Bajo el escrutinio atento y afectuoso de Kurt, el sacerdote (que se había separado de sus dos incisivos) empezó a leer los votos. A juzgar por la expresión de su cara se estaba aferrando al último hilo de esperanza de despertar de aquella pesadilla. Le temblaba la voz cuando empezó.

—Queridos hermanos, nos hemos reunido aquí hoy… ah, para presenciar la unión, ah… entre…

Se estremeció y miró a todos los presentes. Kurt le puso una mano suavemente en el hombro, como para darle apoyo moral. El sacerdote dio un respingo, cerró los ojos y continuó dificultosamente.

—Para presenciar la unión entre, ah, Gosh… ¿Goshy? Y… —Doopy se acercó apresuradamente y le susurró algo al oído—. Y esta athyrium filix-femina. Eh, la importancia del amor está… presente en todas las enseñanzas de Dios… y, ah… —El sacerdote se tambaleó, a punto de desmayarse. Kurt le susurró algo al otro oído, a todas luces instándolo a que fuese al grano—. Si alguno de los presentes tiene alguna objeción… a que estos dos se casen, que hable ahora o que calle para siempre.

El silencio fue lo más estruendoso que J. J. había oído jamás.

—Yo os declaro… —dijo el sacerdote—, ay, que Dios nos ayude.
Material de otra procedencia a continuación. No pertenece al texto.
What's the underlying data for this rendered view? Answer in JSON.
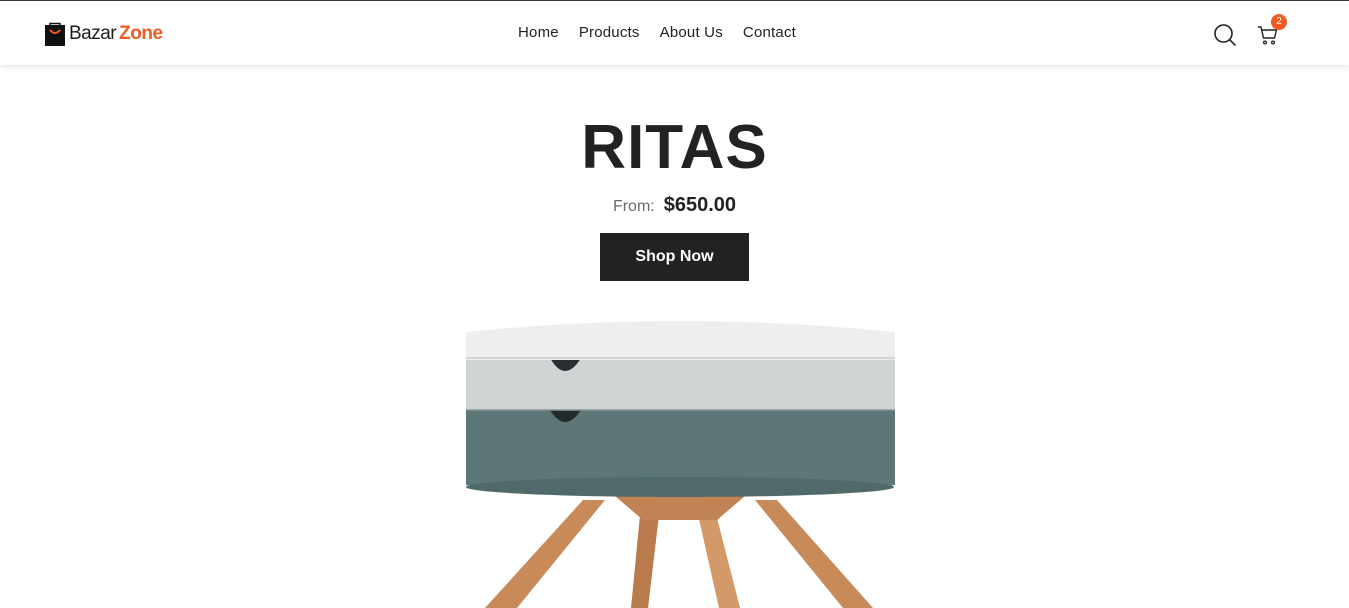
{
  "brand": {
    "name_part_1": "Bazar",
    "name_part_2": "Zone",
    "accent_color": "#f15a22"
  },
  "nav": {
    "items": [
      {
        "label": "Home"
      },
      {
        "label": "Products"
      },
      {
        "label": "About Us"
      },
      {
        "label": "Contact"
      }
    ]
  },
  "header_icons": {
    "search_icon": "search-icon",
    "cart_icon": "cart-icon",
    "cart_count": "2"
  },
  "hero": {
    "title": "RITAS",
    "price_prefix": "From:",
    "price": "$650.00",
    "cta_label": "Shop Now",
    "product_image": "round side table with drawers"
  },
  "colors": {
    "text_dark": "#222222",
    "button_bg": "#222222"
  }
}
Kurt entrechocó las pezuñas en un caluroso aplauso. El resto de la concurrencia lo imitó gradualmente. Doopy le dio un codazo a Goshy en las costillas. Goshy había parecido confuso y sobresaltado durante toda la ceremonia, con los brazos apretados a ambos lados del cuerpo y los ojos desorbitados. Cuando se extinguió el aplauso todos se llevaron las manos a los oídos; un estridente ataque sónico salió disparado de la boca de Goshy, una nota que no resonó más que un segundo, hiriendo los oídos de todos los presentes como una bala.

—¿Qué significa eso? —preguntó Rufshod cuando los payasos se quitaron las manos de los oídos.

—Me parece que significa que está contento —contestó Gonko—, pero es una suposición.

La muchedumbre se dispersó mucho más deprisa de lo que se había formado. J. J. corría por delante de los demás. Anteriormente había irrumpido en el dormitorio de Rufshod para robarle un poco de polvo, pues había planeado algo para el joven Jamie. Entró en la habitación de Goshy, abrió el armario, descansó las posaderas en la bolsa de fertilizante que había dentro y se embadurnó frenéticamente con el maquillaje. Cerró la puerta corredera del armario; estaba estrujado y tenías las rodillas apretadas a ambos lados de la barbilla. Con ciertas dificultades derritió el polvo que había robado y pidió dos horas exactas de sueño.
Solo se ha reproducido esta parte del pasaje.